The utter inefficiency of everything but the two ligatures, the one immediately above, the other immediately below the part opened, could not be more distinctly proved, if a case were even invented for the purpose; and the fact could not be more satisfactorily shown that in every case of wounded—not aneurismal—artery in the neck, one ligature should be applied above, and another below the opening in the injured vessel, and not one alone on the common trunk, even if that should be the part injured.
It is argued that when a man has his internal carotid cut on the inside of his throat, by a foreign body of any kind thrust through his mouth, the artery cannot be tied by two ligatures at the wounded part through the mouth, not even if it were enlarged from ear to ear. What, then, is to be done? The artery should be secured by ligature by an incision made on the outside of the neck.
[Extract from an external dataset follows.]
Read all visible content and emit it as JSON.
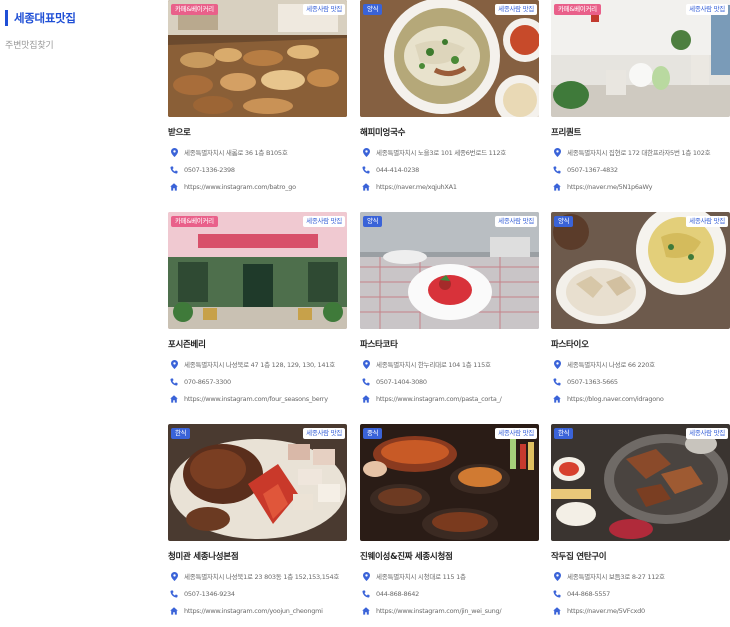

This being admitted, the question then is, shall the wounded artery be laid bare at the part injured, or two inches or so lower down, where the main trunk can be most easily got at by men of even very moderate anatomical knowledge?—an operation which has frequently failed, although it has frequently succeeded, and is therefore most approved. I am willing, for the present, to consider it nearly impracticable to tie the internal carotid safely from the outside of the neck, at the part wounded, without great anatomical knowledge, and to accept, for the moment, as the proper operation, the ligature of the common trunk of the carotid, at the distance of two or more inches, being the operation of Anel; but I venture to ask, with what fairness can this operation, thus done on one side of the neck, at the distance of two inches, the other side remaining sound, be considered similar to that of Mr. Hunter, done on the thigh for a wound in the calf of the leg, at the distance of perhaps twenty inches, with all the intervening collateral branches perfectly sound? It cannot be considered an analogous operation, with propriety or fairness, nor ought the one to be compared with the other, although it is done; and thus the subject is mystified to all those who do not understand it thoroughly. It is because English surgeons miscall this the operation of Hunter, that French surgeons claim the operation of Hunter as that of Anel, and deny the priority of Hunter, although the two operations are essentially distinct. The operation of Anel for aneurism of the popliteal artery would be destructive; the operation of Hunter for a wound of the popliteal artery would be equally so.
This point must, however, be pressed further. Let us suppose that the internal carotid has been opened by a wound inflicted through the mouth, and death is about to follow, unless the hole in the artery can be tied up. How is it to be done? The Hunterian theorists say it is impracticable to tie the artery at the wounded part, and the primitive trunk must therefore be secured.